Bekannt ist aber nicht, ob dies Ursache oder Wirkung der schweren, chronischen Erkrankung ist.
Es ist eine verbreitete Annahme, dass gesundes Blut steril ist, so dass einige es überraschend finden können, dass wir sogar bakterielles genetisches Material im Blutkreislauf gefunden haben, sagt David Koslicki von der Oregon State Universität.
RNA im Blut
Koslicki und seine Mitarbeiter führten Gesamtblut-Transkriptomanalysen an 192 Personen durch. Untersucht wurden sowohl gesunde Kontrollen als auch solche mit Schizophrenie, bipolare Störung und amyotropher Lateralsklerose oder Lou-Gehrig-Krankheit.

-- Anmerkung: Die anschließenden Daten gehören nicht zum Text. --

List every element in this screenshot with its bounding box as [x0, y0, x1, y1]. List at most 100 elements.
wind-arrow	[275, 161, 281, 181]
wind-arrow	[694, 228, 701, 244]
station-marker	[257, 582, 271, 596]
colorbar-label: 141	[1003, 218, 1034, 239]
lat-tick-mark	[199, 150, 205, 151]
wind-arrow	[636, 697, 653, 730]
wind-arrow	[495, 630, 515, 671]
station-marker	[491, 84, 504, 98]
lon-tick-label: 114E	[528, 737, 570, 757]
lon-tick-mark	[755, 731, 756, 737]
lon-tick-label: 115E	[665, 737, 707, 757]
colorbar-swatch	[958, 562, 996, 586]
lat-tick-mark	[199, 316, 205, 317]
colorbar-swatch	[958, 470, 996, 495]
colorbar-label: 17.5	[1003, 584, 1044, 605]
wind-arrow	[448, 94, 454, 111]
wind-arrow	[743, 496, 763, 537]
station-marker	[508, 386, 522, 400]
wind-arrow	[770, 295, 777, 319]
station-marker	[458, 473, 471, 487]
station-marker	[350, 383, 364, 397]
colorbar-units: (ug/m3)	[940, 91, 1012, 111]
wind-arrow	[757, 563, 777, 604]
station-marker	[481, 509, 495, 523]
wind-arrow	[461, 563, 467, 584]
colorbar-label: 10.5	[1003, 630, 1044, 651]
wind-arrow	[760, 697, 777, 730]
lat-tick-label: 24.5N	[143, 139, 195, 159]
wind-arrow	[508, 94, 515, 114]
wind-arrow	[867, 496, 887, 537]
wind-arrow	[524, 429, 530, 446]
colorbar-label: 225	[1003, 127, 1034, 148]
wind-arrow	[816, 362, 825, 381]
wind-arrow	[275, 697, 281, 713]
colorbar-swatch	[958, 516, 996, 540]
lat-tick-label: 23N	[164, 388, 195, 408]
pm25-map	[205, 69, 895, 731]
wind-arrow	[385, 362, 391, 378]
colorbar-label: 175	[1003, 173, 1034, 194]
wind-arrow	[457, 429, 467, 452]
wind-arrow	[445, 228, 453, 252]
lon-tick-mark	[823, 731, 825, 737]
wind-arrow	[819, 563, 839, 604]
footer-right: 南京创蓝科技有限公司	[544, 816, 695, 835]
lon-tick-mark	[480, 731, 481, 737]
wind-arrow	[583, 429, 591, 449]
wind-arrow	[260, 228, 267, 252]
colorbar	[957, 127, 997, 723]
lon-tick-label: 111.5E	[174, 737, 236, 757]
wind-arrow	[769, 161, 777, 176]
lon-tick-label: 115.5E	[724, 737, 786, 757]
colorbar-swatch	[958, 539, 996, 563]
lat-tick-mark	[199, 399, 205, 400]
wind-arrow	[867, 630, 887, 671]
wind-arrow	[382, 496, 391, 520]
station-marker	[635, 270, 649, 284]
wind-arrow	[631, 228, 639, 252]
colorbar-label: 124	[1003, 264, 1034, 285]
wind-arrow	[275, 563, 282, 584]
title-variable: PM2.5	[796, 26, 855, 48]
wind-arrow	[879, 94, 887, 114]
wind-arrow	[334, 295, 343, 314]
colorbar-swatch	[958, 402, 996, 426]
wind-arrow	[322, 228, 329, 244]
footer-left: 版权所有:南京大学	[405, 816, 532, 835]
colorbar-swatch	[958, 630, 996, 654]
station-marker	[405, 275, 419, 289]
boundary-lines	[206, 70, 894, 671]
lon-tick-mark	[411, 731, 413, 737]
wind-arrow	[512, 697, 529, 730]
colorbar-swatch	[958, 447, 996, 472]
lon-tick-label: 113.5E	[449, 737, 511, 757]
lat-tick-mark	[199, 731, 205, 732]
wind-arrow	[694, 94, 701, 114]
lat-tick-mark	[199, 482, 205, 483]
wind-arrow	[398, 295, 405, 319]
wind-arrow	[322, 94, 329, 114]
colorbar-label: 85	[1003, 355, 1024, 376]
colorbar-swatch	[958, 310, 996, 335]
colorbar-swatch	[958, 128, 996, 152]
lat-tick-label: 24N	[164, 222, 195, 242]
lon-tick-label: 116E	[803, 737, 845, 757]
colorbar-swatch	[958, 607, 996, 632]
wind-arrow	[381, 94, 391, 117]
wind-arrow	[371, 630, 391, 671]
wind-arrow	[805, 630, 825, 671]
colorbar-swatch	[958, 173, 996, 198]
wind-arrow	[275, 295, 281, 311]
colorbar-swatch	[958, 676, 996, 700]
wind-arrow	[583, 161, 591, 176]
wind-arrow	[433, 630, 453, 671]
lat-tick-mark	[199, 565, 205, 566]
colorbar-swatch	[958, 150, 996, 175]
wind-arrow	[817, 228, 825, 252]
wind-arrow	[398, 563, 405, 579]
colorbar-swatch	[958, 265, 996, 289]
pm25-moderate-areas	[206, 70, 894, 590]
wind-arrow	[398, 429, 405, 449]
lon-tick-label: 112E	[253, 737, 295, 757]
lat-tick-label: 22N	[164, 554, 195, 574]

Die Transkriptomanalyse bezieht sich auf die Sequenzierung von Ribonukleinsäure (RNA). Die RNA arbeitet mit der DNA zusammen, und produziert die Proteine, die im gesamten Organismus benötigt werden.
Bei der Untersuchung der Blutproben entdeckten die Forscher RNA aus einer Reihe von Bakterien und Archaeen (Urbakterien) – wobei die Bandbreite für Schizophrenie größer war als für die anderen drei Gruppen.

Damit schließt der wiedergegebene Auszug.